As shown in Figure 3, cell viability did not decrease after incubation with the wall material, at all concentrations tested, showing approximately 99.5% (48 h) of cell viability compared to the control (cells growing in the culture medium). Regarding to the non-encapsulated Moringa extract and microcapsules (MorTG), after 48 h of incubation, they presented above 82 and 87% of cell viability, at the highest concentration (0.125 mg mL⁻¹), respectively. Based on these data, it can be established that, the effect on Caco-2 viability was dose-and time-dependent. Comparing wall material, raw extract and Moringa microencapsulated results it seems that the effect on cell viability should be exert by raw extract. According to the ISO 10993-5:2009 standard [40], if the relative cell viability for the highest concentration of the test sample is >70% of the control group, then the material shall be considered non-cytotoxic. Consequently, further studies may be performed if Moringa microencapsulated in higher concentrations are needed for nutraceutical and/or therapeutic applications.

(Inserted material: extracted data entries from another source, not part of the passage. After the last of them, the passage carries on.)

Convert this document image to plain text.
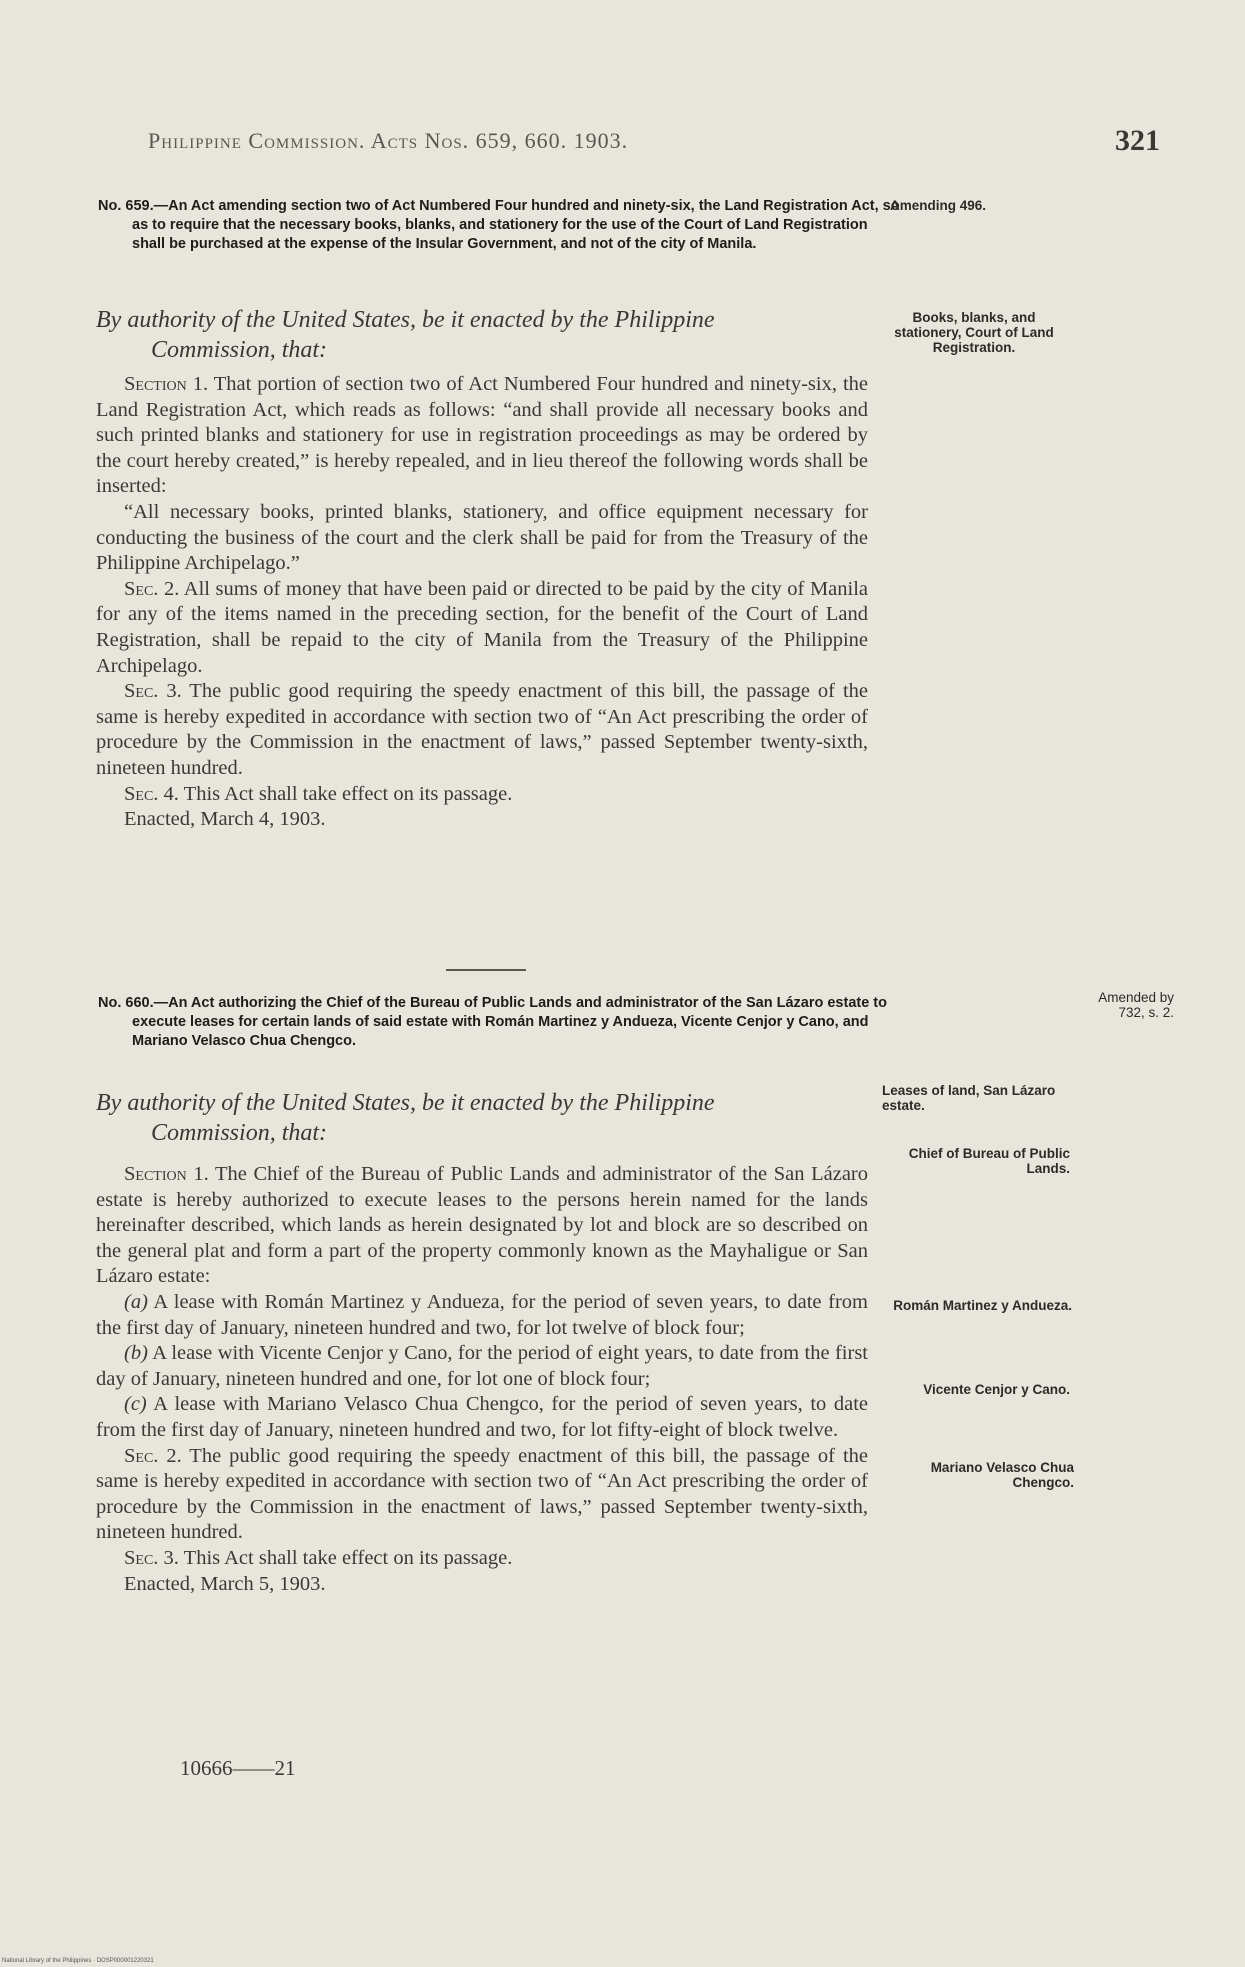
Philippine Commission. Acts Nos. 659, 660. 1903.	321
No. 659.—An Act amending section two of Act Numbered Four hundred and ninety-six, the Land Registration Act, so as to require that the necessary books, blanks, and stationery for the use of the Court of Land Registration shall be purchased at the expense of the Insular Government, and not of the city of Manila.
By authority of the United States, be it enacted by the Philippine
Commission, that:

Section 1. That portion of section two of Act Numbered Four hundred and ninety-six, the Land Registration Act, which reads as follows: “and shall provide all necessary books and such printed blanks and stationery for use in registration proceedings as may be ordered by the court hereby created,” is hereby repealed, and in lieu thereof the following words shall be inserted:

“All necessary books, printed blanks, stationery, and office equipment necessary for conducting the business of the court and the clerk shall be paid for from the Treasury of the Philippine Archipelago.”

Sec. 2. All sums of money that have been paid or directed to be paid by the city of Manila for any of the items named in the preceding section, for the benefit of the Court of Land Registration, shall be repaid to the city of Manila from the Treasury of the Philippine Archipelago.

Sec. 3. The public good requiring the speedy enactment of this bill, the passage of the same is hereby expedited in accordance with section two of “An Act prescribing the order of procedure by the Commission in the enactment of laws,” passed September twenty-sixth, nineteen hundred.

Sec. 4. This Act shall take effect on its passage.

Enacted, March 4, 1903.

No. 660.—An Act authorizing the Chief of the Bureau of Public Lands and administrator of the San Lázaro estate to execute leases for certain lands of said estate with Román Martinez y Andueza, Vicente Cenjor y Cano, and Mariano Velasco Chua Chengco.
By authority of the United States, be it enacted by the Philippine
Commission, that:

Section 1. The Chief of the Bureau of Public Lands and administrator of the San Lázaro estate is hereby authorized to execute leases to the persons herein named for the lands hereinafter described, which lands as herein designated by lot and block are so described on the general plat and form a part of the property commonly known as the Mayhaligue or San Lázaro estate:

(a) A lease with Román Martinez y Andueza, for the period of seven years, to date from the first day of January, nineteen hundred and two, for lot twelve of block four;

(b) A lease with Vicente Cenjor y Cano, for the period of eight years, to date from the first day of January, nineteen hundred and one, for lot one of block four;

(c) A lease with Mariano Velasco Chua Chengco, for the period of seven years, to date from the first day of January, nineteen hundred and two, for lot fifty-eight of block twelve.

Sec. 2. The public good requiring the speedy enactment of this bill, the passage of the same is hereby expedited in accordance with section two of “An Act prescribing the order of procedure by the Commission in the enactment of laws,” passed September twenty-sixth, nineteen hundred.

Sec. 3. This Act shall take effect on its passage.

Enacted, March 5, 1903.

Amending 496.
Books, blanks, and stationery, Court of Land Registration.
Amended by 732, s. 2.
Leases of land, San Lázaro estate.
Chief of Bureau of Public Lands.
Román Martinez y Andueza.
Vicente Cenjor y Cano.
Mariano Velasco Chua Chengco.
10666——21
National Library of the Philippines · DOSP000001220321
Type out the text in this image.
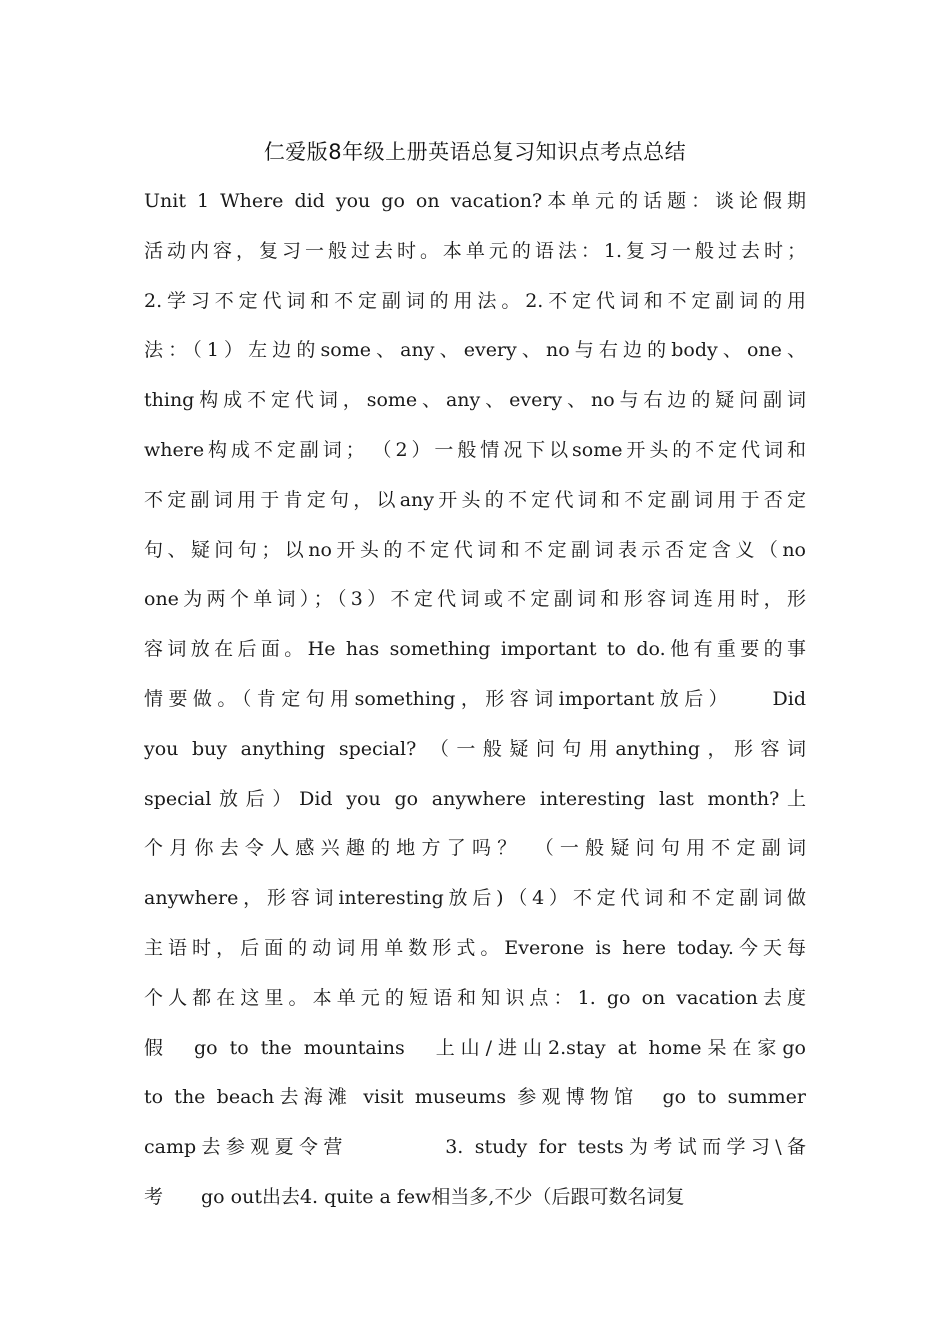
仁爱版8年级上册英语总复习知识点考点总结
Unit 1 Where did you go on vacation?本单元的话题：谈论假期
活动内容，复习一般过去时。本单元的语法：1.复习一般过去时；
2.学习不定代词和不定副词的用法。2.不定代词和不定副词的用
法：（1）左边的some、any、every、no与右边的body、one、
thing构成不定代词，some、any、every、no与右边的疑问副词
where构成不定副词；　（2）一般情况下以some开头的不定代词和
不定副词用于肯定句，以any开头的不定代词和不定副词用于否定
句、疑问句；以no开头的不定代词和不定副词表示否定含义（no
one为两个单词）；（3）不定代词或不定副词和形容词连用时，形
容词放在后面。He has something important to do.他有重要的事
情要做。（肯定句用something，形容词important放后）　　Did
you buy anything special? （一般疑问句用anything，形容词
special放后）Did you go anywhere interesting last month?上
个月你去令人感兴趣的地方了吗？ （一般疑问句用不定副词
anywhere，形容词interesting放后)（4）不定代词和不定副词做
主语时，后面的动词用单数形式。Everone is here today.今天每
个人都在这里。本单元的短语和知识点：1. go on vacation去度
假　go to the mountains　上山/进山2.stay at home呆在家go
to the beach去海滩 visit museums 参观博物馆　go to summer
camp去参观夏令营　　　　3. study for tests为考试而学习\备
考　　go out出去4. quite a few相当多,不少（后跟可数名词复
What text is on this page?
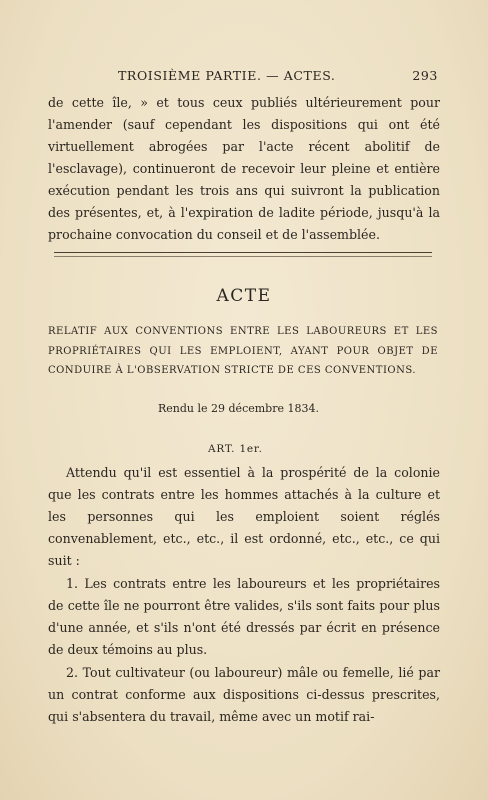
TROISIÈME PARTIE. — ACTES.	293

de cette île, » et tous ceux publiés ultérieurement pour l'amender (sauf cependant les dispositions qui ont été virtuellement abrogées par l'acte récent abolitif de l'esclavage), continueront de recevoir leur pleine et entière exécution pendant les trois ans qui suivront la publication des présentes, et, à l'expiration de ladite période, jusqu'à la prochaine convocation du conseil et de l'assemblée.

ACTE

RELATIF AUX CONVENTIONS ENTRE LES LABOUREURS ET LES PROPRIÉTAIRES QUI LES EMPLOIENT, AYANT POUR OBJET DE CONDUIRE À L'OBSERVATION STRICTE DE CES CONVENTIONS.

Rendu le 29 décembre 1834.
ART. 1er.

Attendu qu'il est essentiel à la prospérité de la colonie que les contrats entre les hommes attachés à la culture et les personnes qui les emploient soient réglés convenablement, etc., etc., il est ordonné, etc., etc., ce qui suit :

1. Les contrats entre les laboureurs et les propriétaires de cette île ne pourront être valides, s'ils sont faits pour plus d'une année, et s'ils n'ont été dressés par écrit en présence de deux témoins au plus.

2. Tout cultivateur (ou laboureur) mâle ou femelle, lié par un contrat conforme aux dispositions ci-dessus prescrites, qui s'absentera du travail, même avec un motif rai-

Our findings are consistent with reports showing antiproliferative and/or toxic effects of polyphenols or polyphenol rich extracts in Caco-2 cells and other cell lines, such as Courtney et al. [41], Sánchez-Vioque et al. [42] and Szewczyk et al. [43] with Terminalia carpentariae and Terminalia grandiflora extracts, Oenothera paradoxa seed extract and Crocus sativus L. leaf extract, respectively. However, it is important to note that the authors reported concentrations between 0.5 to 1 mg mL⁻¹ to exert a more potent inhibition of Caco-2 cell proliferation, which are 4–8 times higher compared to the highest concentration (0.125 mg mL⁻¹) proved in this study. This could be explained by the potential presence of mixtures of polyphenol compounds in Moringa oleifera, as previously reported by our group [11]. Since it has been associated that high doses of polyphenolic compounds (>100 mg) such as hydroxycinnamic acids, hydroxybenzoic acids and flavonoids mostly (maybe due to the synergistic action), can act as pro-oxidants in cell culture systems and induce selective cytotoxicity [44,45]. Finally, to the best of our knowledge, this is the first report on Caco-2 viability after incubation with Moringa polyphenol extract (free or microencapsulated form).

4. Conclusions

This study proposed the microencapsulation of Moringa polyphenols with the utilization of tragacanth gum as wall material. The Moringa microencapsulates were found to be stable in salivary and gastric digestion phases (up to 35.2%); while most of the compounds resulted in higher percent release in intestinal phase, reaching a maximum value of 57.6%. Besides, under a relative humidity of 32.8% and storage temperatures of 5 and 25 °C, the TPC and DPPH^• radical scavenging activity showed the lowest total polyphenol losses (between 42.47%–45.28%, respectively). Additionally, Caco-2 cells treated with MorTG presented a cell viability of 87% at the highest concentration (0.125 mg mL⁻¹), thereby confirming the lack of toxicity of microencapsulates. These promising results suggest that MorTG may be an interesting polyphenol source for incorporation into other products. Nevertheless, further studies must be performed since the possible inclusion of other adjuvant materials could improve their stabilization and antioxidant properties when subjected to adverse conditions.